A alteração do EIA-RIMA teve como objetivo impedir o conhecimento, por parte da sociedade civil, dos riscos relativos ao projeto. Como visto no primeiro capítulo, quando um risco é reconhecido como tal, a opinião pública exige um processo de gestão transparente e a democratização das decisões relativas ao caso. A opinião pública, entretanto, pode ir de encontro a interesses econômicos e políticos. Por isso, apesar de existirem mecanismos de participação, a sociedade acaba alijada de seu direito de tomar parte da decisão. Foi exatamente o que aconteceu com Barra Grande. Apesar de todo o processo de licenciamento e da realização das audiências públicas, as informações foram fraudadas, impedindo, assim, uma verdadeira discussão sobre os riscos ambientais da obra.

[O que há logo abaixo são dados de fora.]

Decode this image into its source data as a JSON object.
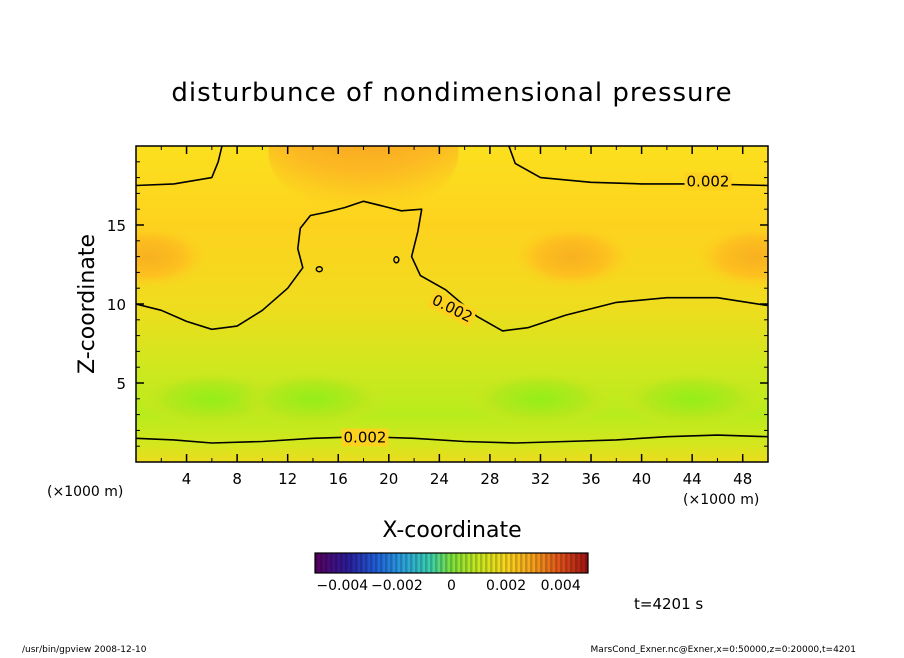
{
  "chart_data": {
    "type": "heatmap",
    "title": "disturbunce of nondimensional pressure",
    "xlabel": "X-coordinate",
    "ylabel": "Z-coordinate",
    "x_unit": "(×1000 m)",
    "z_unit": "(×1000 m)",
    "xlim": [
      0,
      50
    ],
    "ylim": [
      0,
      20
    ],
    "x_ticks": [
      4,
      8,
      12,
      16,
      20,
      24,
      28,
      32,
      36,
      40,
      44,
      48
    ],
    "y_ticks": [
      5,
      10,
      15
    ],
    "contours": [
      {
        "label": "0.002",
        "points": [
          [
            0,
            17.5
          ],
          [
            3,
            17.6
          ],
          [
            6,
            18.0
          ],
          [
            6.5,
            19
          ],
          [
            6.8,
            20
          ]
        ]
      },
      {
        "label": "0.002",
        "points": [
          [
            29.5,
            20
          ],
          [
            30,
            18.9
          ],
          [
            32,
            18
          ],
          [
            36,
            17.7
          ],
          [
            40,
            17.6
          ],
          [
            45,
            17.6
          ],
          [
            50,
            17.5
          ]
        ]
      },
      {
        "label": "0.002",
        "points": [
          [
            0,
            10.0
          ],
          [
            2,
            9.6
          ],
          [
            4,
            8.9
          ],
          [
            6,
            8.4
          ],
          [
            8,
            8.6
          ],
          [
            10,
            9.6
          ],
          [
            12,
            11.0
          ],
          [
            13.2,
            12.3
          ],
          [
            12.8,
            13.5
          ],
          [
            13.0,
            14.8
          ],
          [
            13.8,
            15.6
          ],
          [
            15.0,
            15.8
          ],
          [
            16.5,
            16.1
          ],
          [
            18,
            16.5
          ],
          [
            19.5,
            16.2
          ],
          [
            21,
            15.9
          ],
          [
            22.6,
            16.0
          ],
          [
            22.3,
            14.6
          ],
          [
            21.8,
            13.0
          ],
          [
            22.5,
            11.8
          ],
          [
            24.5,
            10.9
          ],
          [
            27.0,
            9.2
          ],
          [
            29.0,
            8.3
          ],
          [
            31.0,
            8.5
          ],
          [
            34.0,
            9.3
          ],
          [
            38.0,
            10.1
          ],
          [
            42.0,
            10.4
          ],
          [
            46.0,
            10.4
          ],
          [
            50,
            9.9
          ]
        ]
      },
      {
        "label": "0.002",
        "points": [
          [
            0,
            1.5
          ],
          [
            3,
            1.4
          ],
          [
            6,
            1.2
          ],
          [
            10,
            1.3
          ],
          [
            14,
            1.5
          ],
          [
            18,
            1.6
          ],
          [
            22,
            1.5
          ],
          [
            26,
            1.3
          ],
          [
            30,
            1.2
          ],
          [
            34,
            1.3
          ],
          [
            38,
            1.4
          ],
          [
            42,
            1.6
          ],
          [
            46,
            1.7
          ],
          [
            50,
            1.6
          ]
        ]
      }
    ],
    "colorbar": {
      "range": [
        -0.005,
        0.005
      ],
      "tick_labels": [
        "−0.004",
        "−0.002",
        "0",
        "0.002",
        "0.004"
      ],
      "tick_values": [
        -0.004,
        -0.002,
        0,
        0.002,
        0.004
      ]
    },
    "fields": [
      {
        "x": 18,
        "z": 19.5,
        "value": 0.0032
      },
      {
        "x": 18,
        "z": 19.8,
        "value": 0.0036
      },
      {
        "x": 1,
        "z": 13,
        "value": 0.0024
      },
      {
        "x": 49,
        "z": 13,
        "value": 0.0024
      },
      {
        "x": 34.5,
        "z": 13,
        "value": 0.0026
      },
      {
        "x": 6,
        "z": 4,
        "value": 0.0008
      },
      {
        "x": 14,
        "z": 4,
        "value": 0.0006
      },
      {
        "x": 32,
        "z": 4,
        "value": 0.0006
      },
      {
        "x": 44,
        "z": 4,
        "value": 0.0009
      }
    ],
    "colors": {
      "high": "#f09a1e",
      "mid": "#ffcc1e",
      "low": "#c8e81e",
      "lowest": "#a0f014"
    }
  },
  "time_label": "t=4201 s",
  "footer_left": "/usr/bin/gpview   2008-12-10",
  "footer_right": "MarsCond_Exner.nc@Exner,x=0:50000,z=0:20000,t=4201"
}
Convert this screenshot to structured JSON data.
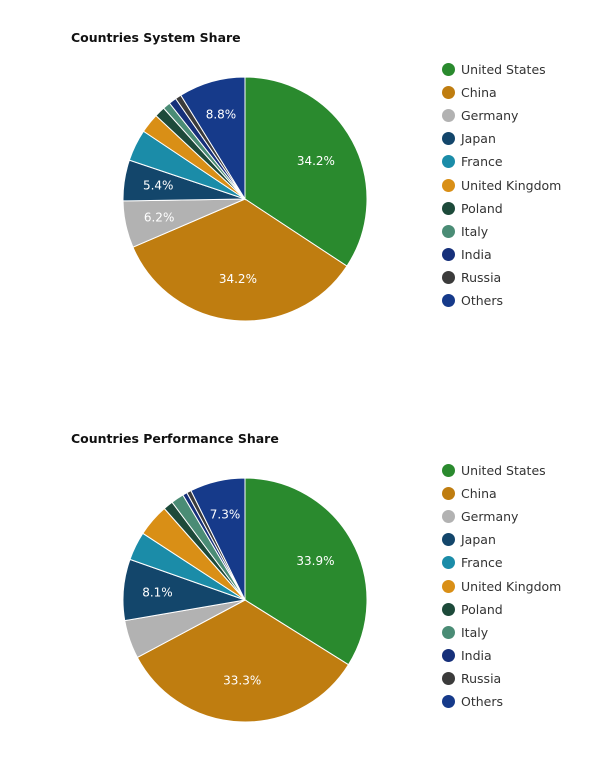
{
  "chart_data": [
    {
      "type": "pie",
      "title": "Countries System Share",
      "legend_position": "right",
      "categories": [
        "United States",
        "China",
        "Germany",
        "Japan",
        "France",
        "United Kingdom",
        "Poland",
        "Italy",
        "India",
        "Russia",
        "Others"
      ],
      "values": [
        34.2,
        34.2,
        6.2,
        5.4,
        4.2,
        2.6,
        1.4,
        1.0,
        1.0,
        0.8,
        8.8
      ],
      "data_labels": [
        "34.2%",
        "34.2%",
        "6.2%",
        "5.4%",
        "",
        "",
        "",
        "",
        "",
        "",
        "8.8%"
      ],
      "colors": [
        "#2a8a2e",
        "#bf7d10",
        "#b2b2b2",
        "#13466b",
        "#1b8ca8",
        "#d98f16",
        "#1d4a3a",
        "#4a8c75",
        "#16307a",
        "#3b3b3b",
        "#163a8a"
      ]
    },
    {
      "type": "pie",
      "title": "Countries Performance Share",
      "legend_position": "right",
      "categories": [
        "United States",
        "China",
        "Germany",
        "Japan",
        "France",
        "United Kingdom",
        "Poland",
        "Italy",
        "India",
        "Russia",
        "Others"
      ],
      "values": [
        33.9,
        33.3,
        5.1,
        8.1,
        3.8,
        4.3,
        1.3,
        1.7,
        0.6,
        0.6,
        7.3
      ],
      "data_labels": [
        "33.9%",
        "33.3%",
        "",
        "8.1%",
        "",
        "",
        "",
        "",
        "",
        "",
        "7.3%"
      ],
      "colors": [
        "#2a8a2e",
        "#bf7d10",
        "#b2b2b2",
        "#13466b",
        "#1b8ca8",
        "#d98f16",
        "#1d4a3a",
        "#4a8c75",
        "#16307a",
        "#3b3b3b",
        "#163a8a"
      ]
    }
  ]
}
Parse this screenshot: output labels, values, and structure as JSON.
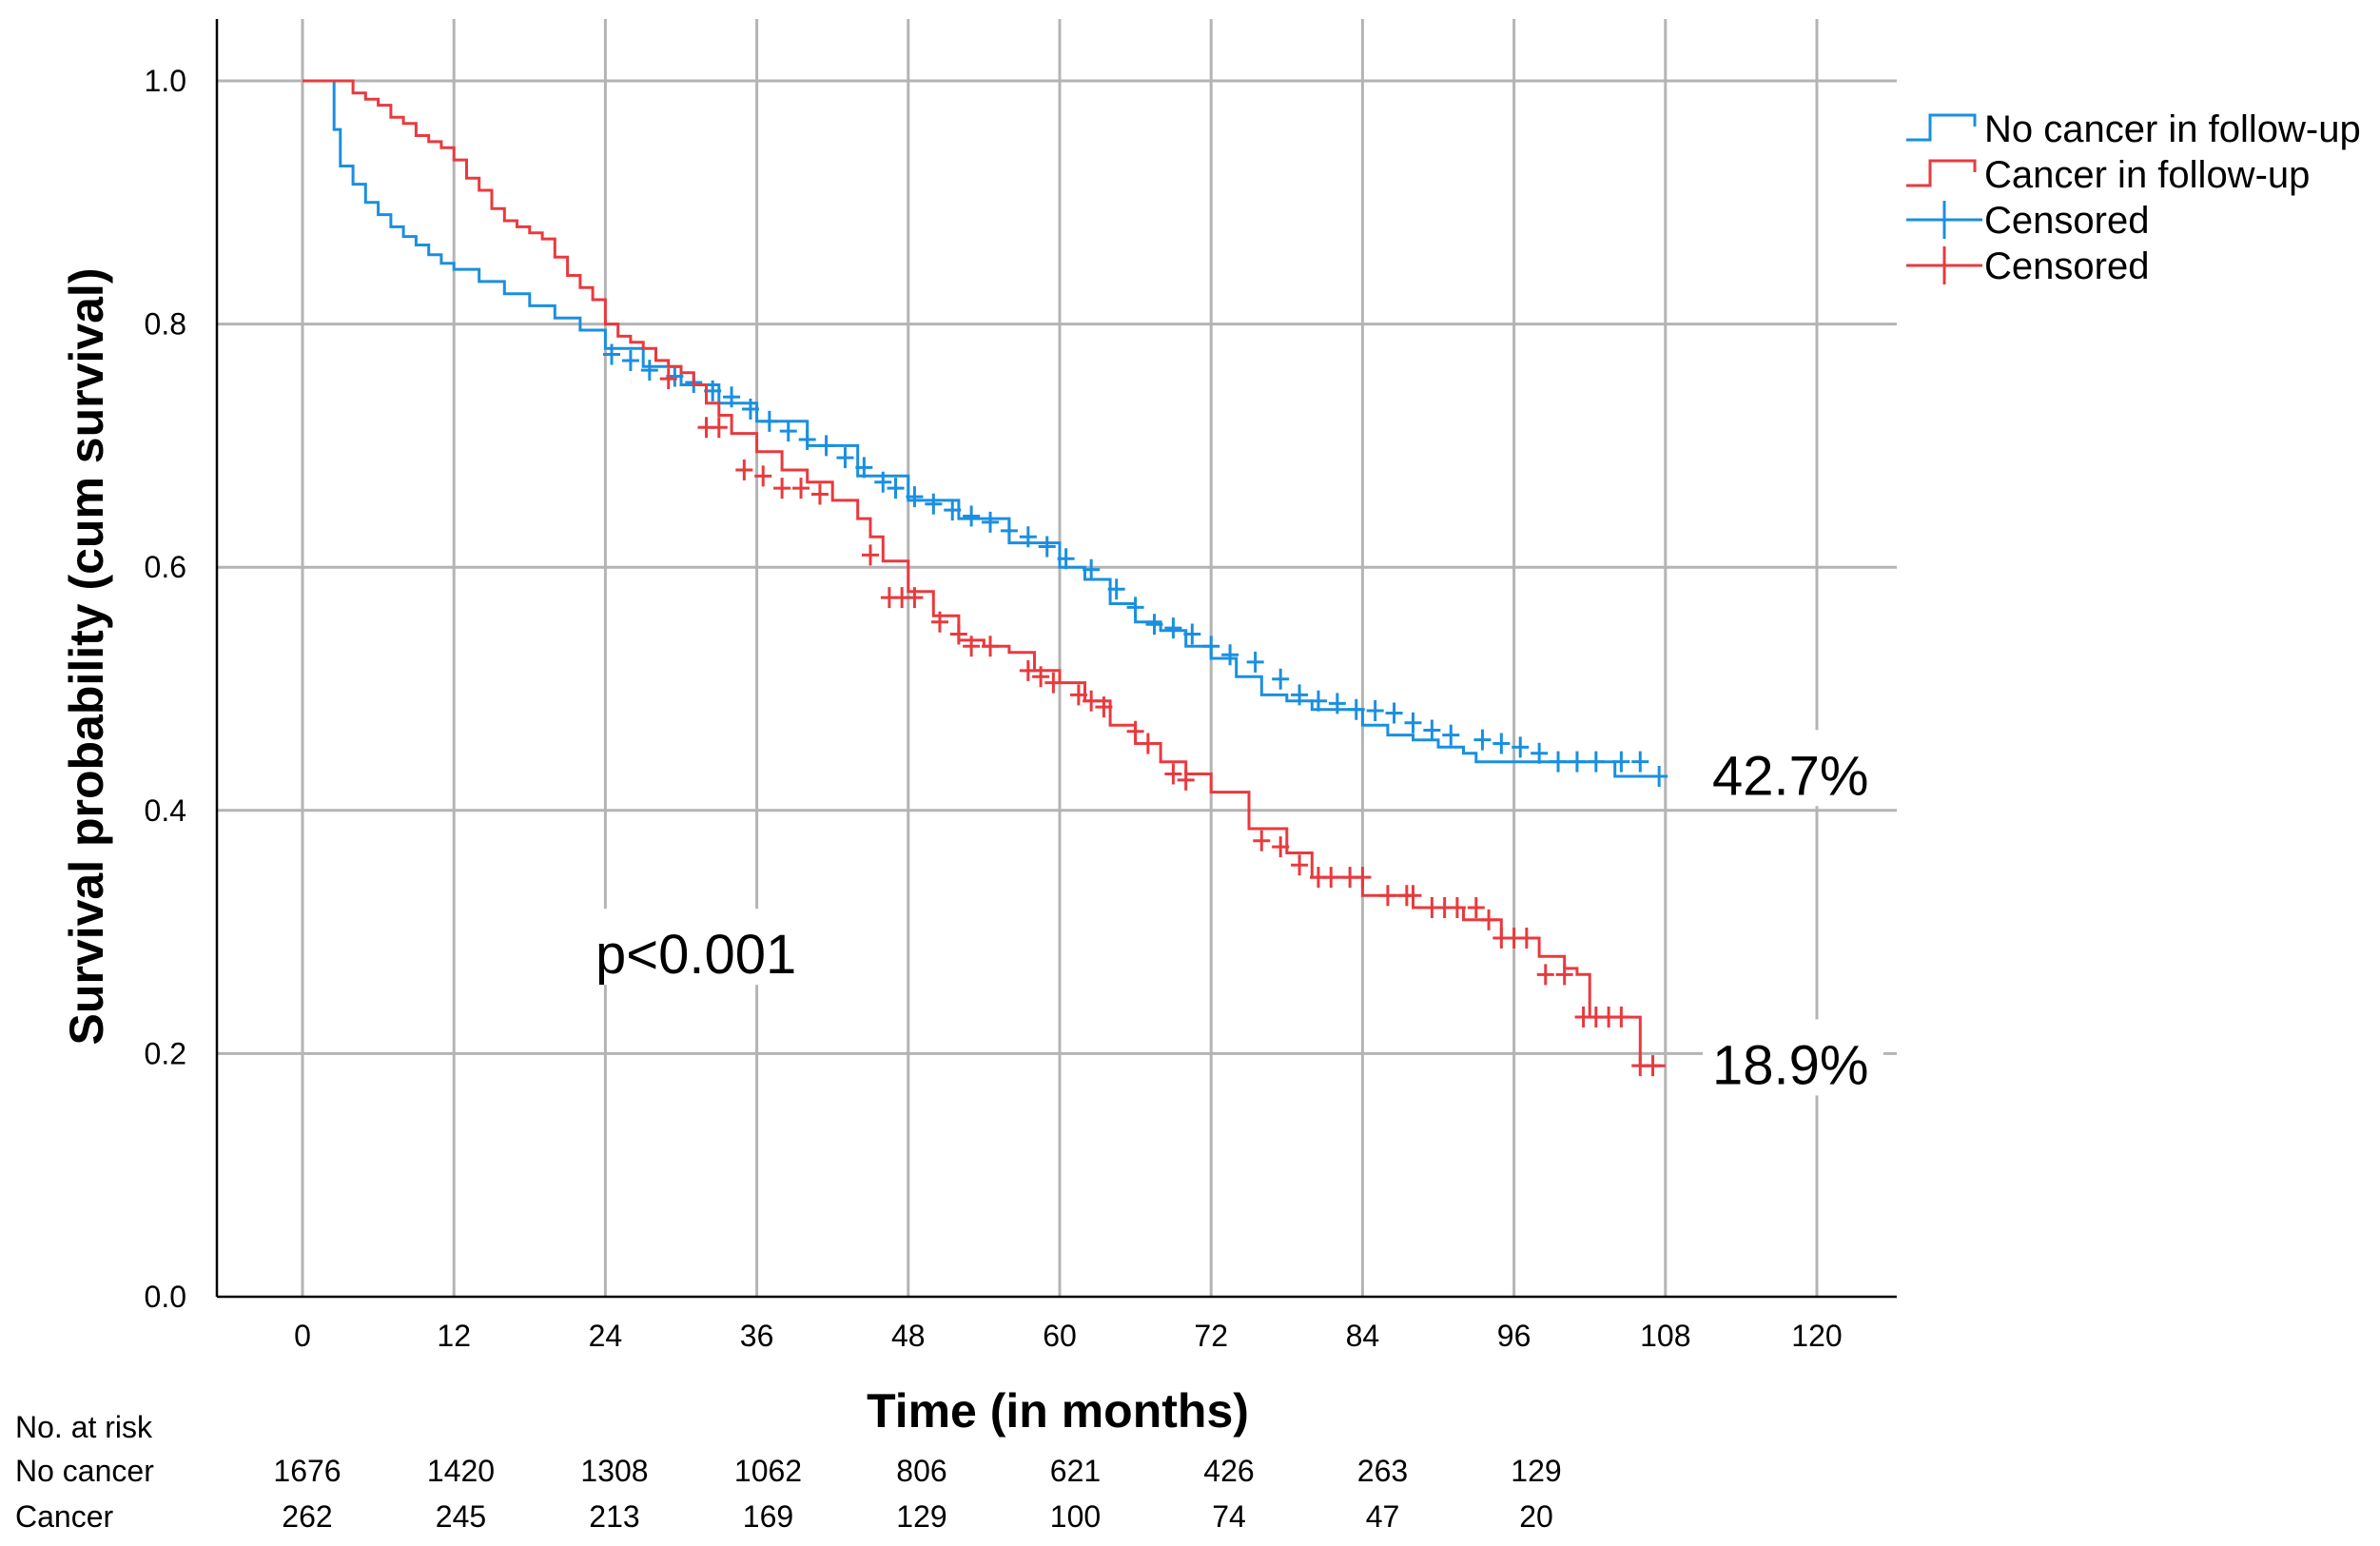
{
  "chart_data": {
    "type": "line",
    "subtype": "kaplan-meier",
    "title": "",
    "xlabel": "Time (in months)",
    "ylabel": "Survival probability (cum survival)",
    "xlim": [
      0,
      120
    ],
    "ylim": [
      0.0,
      1.0
    ],
    "xticks": [
      0,
      12,
      24,
      36,
      48,
      60,
      72,
      84,
      96,
      108,
      120
    ],
    "xtick_labels": [
      "0",
      "12",
      "24",
      "36",
      "48",
      "60",
      "72",
      "84",
      "96",
      "108",
      "120"
    ],
    "yticks": [
      0.0,
      0.2,
      0.4,
      0.6,
      0.8,
      1.0
    ],
    "ytick_labels": [
      "0.0",
      "0.2",
      "0.4",
      "0.6",
      "0.8",
      "1.0"
    ],
    "grid": true,
    "legend_position": "top-right",
    "legend": [
      {
        "label": "No cancer in follow-up",
        "color": "#1a8fe0",
        "marker": "step"
      },
      {
        "label": "Cancer in follow-up",
        "color": "#e83a3e",
        "marker": "step"
      },
      {
        "label": "Censored",
        "color": "#1a8fe0",
        "marker": "cross"
      },
      {
        "label": "Censored",
        "color": "#e83a3e",
        "marker": "cross"
      }
    ],
    "series": [
      {
        "name": "No cancer in follow-up",
        "color": "#1a8fe0",
        "x": [
          0,
          2,
          2.5,
          3,
          4,
          5,
          6,
          7,
          8,
          9,
          10,
          11,
          12,
          14,
          16,
          18,
          20,
          22,
          24,
          27,
          30,
          33,
          36,
          40,
          44,
          48,
          52,
          56,
          60,
          62,
          64,
          66,
          68,
          70,
          72,
          74,
          76,
          78,
          80,
          84,
          86,
          88,
          90,
          92,
          93,
          96,
          100,
          103,
          104,
          108
        ],
        "y": [
          1.0,
          1.0,
          0.96,
          0.93,
          0.915,
          0.9,
          0.89,
          0.88,
          0.872,
          0.865,
          0.857,
          0.85,
          0.845,
          0.835,
          0.825,
          0.815,
          0.805,
          0.795,
          0.78,
          0.765,
          0.75,
          0.735,
          0.72,
          0.7,
          0.675,
          0.655,
          0.64,
          0.62,
          0.6,
          0.59,
          0.57,
          0.555,
          0.548,
          0.535,
          0.525,
          0.51,
          0.495,
          0.49,
          0.483,
          0.47,
          0.462,
          0.458,
          0.452,
          0.447,
          0.44,
          0.44,
          0.44,
          0.44,
          0.428,
          0.428
        ],
        "censored": {
          "x": [
            24.5,
            26,
            27.5,
            29.5,
            31,
            32.5,
            34,
            35.5,
            37,
            38.5,
            40,
            41.5,
            43,
            44.5,
            46,
            47,
            48.5,
            50,
            51.5,
            53,
            54.5,
            56,
            57.5,
            59,
            60.5,
            62.5,
            64.5,
            66,
            67.5,
            69,
            70.5,
            72,
            73.5,
            75.5,
            77.5,
            79,
            80.5,
            82,
            83.5,
            85,
            86.5,
            88,
            89.5,
            91,
            93.5,
            95,
            96.5,
            98,
            99.5,
            101,
            102.5,
            104.5,
            106,
            107.5
          ],
          "y": [
            0.775,
            0.77,
            0.762,
            0.757,
            0.752,
            0.745,
            0.74,
            0.73,
            0.72,
            0.712,
            0.705,
            0.7,
            0.69,
            0.682,
            0.67,
            0.665,
            0.658,
            0.652,
            0.647,
            0.642,
            0.637,
            0.63,
            0.625,
            0.617,
            0.607,
            0.598,
            0.582,
            0.567,
            0.553,
            0.55,
            0.545,
            0.535,
            0.528,
            0.522,
            0.508,
            0.495,
            0.49,
            0.488,
            0.483,
            0.482,
            0.48,
            0.472,
            0.466,
            0.462,
            0.458,
            0.455,
            0.452,
            0.447,
            0.44,
            0.44,
            0.44,
            0.44,
            0.44,
            0.428
          ]
        }
      },
      {
        "name": "Cancer in follow-up",
        "color": "#e83a3e",
        "x": [
          0,
          3,
          4,
          5,
          6,
          7,
          8,
          9,
          10,
          11,
          12,
          13,
          14,
          15,
          16,
          17,
          18,
          19,
          20,
          21,
          22,
          23,
          24,
          25,
          26,
          27,
          28,
          29,
          30,
          31,
          32,
          33,
          34,
          36,
          38,
          40,
          42,
          44,
          45,
          46,
          48,
          50,
          52,
          54,
          56,
          58,
          60,
          62,
          64,
          66,
          68,
          70,
          72,
          74,
          75,
          78,
          80,
          84,
          88,
          92,
          95,
          98,
          100,
          101,
          102,
          105,
          106,
          108
        ],
        "y": [
          1.0,
          1.0,
          0.99,
          0.985,
          0.98,
          0.97,
          0.965,
          0.955,
          0.95,
          0.945,
          0.935,
          0.92,
          0.91,
          0.895,
          0.885,
          0.88,
          0.875,
          0.87,
          0.855,
          0.84,
          0.83,
          0.82,
          0.8,
          0.79,
          0.785,
          0.78,
          0.77,
          0.765,
          0.76,
          0.75,
          0.735,
          0.725,
          0.71,
          0.695,
          0.68,
          0.67,
          0.655,
          0.64,
          0.625,
          0.605,
          0.58,
          0.56,
          0.54,
          0.535,
          0.53,
          0.515,
          0.505,
          0.49,
          0.47,
          0.455,
          0.44,
          0.43,
          0.415,
          0.415,
          0.385,
          0.365,
          0.345,
          0.33,
          0.32,
          0.31,
          0.295,
          0.28,
          0.27,
          0.265,
          0.23,
          0.23,
          0.19,
          0.19
        ],
        "censored": {
          "x": [
            29,
            32,
            33,
            35,
            36.5,
            38,
            39.5,
            41,
            45,
            46.5,
            47.5,
            48.5,
            50.5,
            52,
            53,
            54.5,
            57.5,
            58.5,
            59.5,
            61.5,
            62.5,
            63.5,
            66,
            67,
            69,
            70,
            76,
            77.5,
            79,
            80.5,
            81.5,
            83,
            84,
            86,
            87.5,
            88,
            89.5,
            90.5,
            91.5,
            93,
            94,
            95,
            96,
            97,
            98.5,
            100,
            101.5,
            102.5,
            103.5,
            104.5,
            106,
            107
          ],
          "y": [
            0.755,
            0.715,
            0.715,
            0.68,
            0.675,
            0.665,
            0.665,
            0.66,
            0.61,
            0.575,
            0.575,
            0.575,
            0.555,
            0.545,
            0.535,
            0.535,
            0.515,
            0.51,
            0.505,
            0.495,
            0.49,
            0.485,
            0.465,
            0.455,
            0.43,
            0.425,
            0.375,
            0.37,
            0.355,
            0.345,
            0.345,
            0.345,
            0.345,
            0.33,
            0.33,
            0.33,
            0.32,
            0.32,
            0.32,
            0.32,
            0.31,
            0.295,
            0.295,
            0.295,
            0.265,
            0.265,
            0.23,
            0.23,
            0.23,
            0.23,
            0.19,
            0.19
          ]
        }
      }
    ],
    "annotations": [
      {
        "text": "p<0.001",
        "x": 30,
        "y": 0.28
      },
      {
        "text": "42.7%",
        "x": 113,
        "y": 0.427
      },
      {
        "text": "18.9%",
        "x": 113,
        "y": 0.189
      }
    ],
    "risk_table": {
      "title": "No. at risk",
      "rows": [
        {
          "label": "No cancer",
          "values": [
            "1676",
            "1420",
            "1308",
            "1062",
            "806",
            "621",
            "426",
            "263",
            "129"
          ]
        },
        {
          "label": "Cancer",
          "values": [
            "262",
            "245",
            "213",
            "169",
            "129",
            "100",
            "74",
            "47",
            "20"
          ]
        }
      ]
    }
  }
}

As mobilizações causadas pelo questionamento da sociedade sobre a legitimidade das instituições estatais responsáveis pelo controle de atividades potencialmente

danosas para o meio ambiente – como o IBAMA e o MPF – são denominadas por Beck de explosividade social do risco370. Nesse contexto, a fim de evitar uma explosão social, a informação acerca do risco pode ser manipulada ou ocultada. No caso em tela, isso aconteceu duas vezes: com a manipulação das informações constantes no EIA-RIMA e, posteriormente, com a afirmação do IBAMA e do MPF, avalizada pelo Judiciário, de que todo o possível foi feito para preservar os interesses coletivos em jogo, de modo que as medidas previstas no TAC impediriam a extinção das espécies. Essa afirmação tem o escopo de tranqüilizar a sociedade e impedir que ela demande de tais instituições atitudes condizentes com seus deveres, ou seja, atitudes que protejam o direito constitucional de todo cidadão a um meio ambiente adequado, e não os interesses financeiros de um consórcio de empresas!

O MPF, se realmente estivesse agido com o escopo de preservar os interesses públicos e coletivos envolvidos, não teria permitido que o IBAMA, a BAESA e a União Federal fossem premiados com um TAC por suas atuações desonestas no caso. À época da assinatura do termo, a floresta ainda estava preservada. A única atitude do MPF que condizia com seu papel de instituição responsável pela conservação dos recursos naturais do país era se juntar às ONGs e recorrer ao Judiciário para paralisar a obra.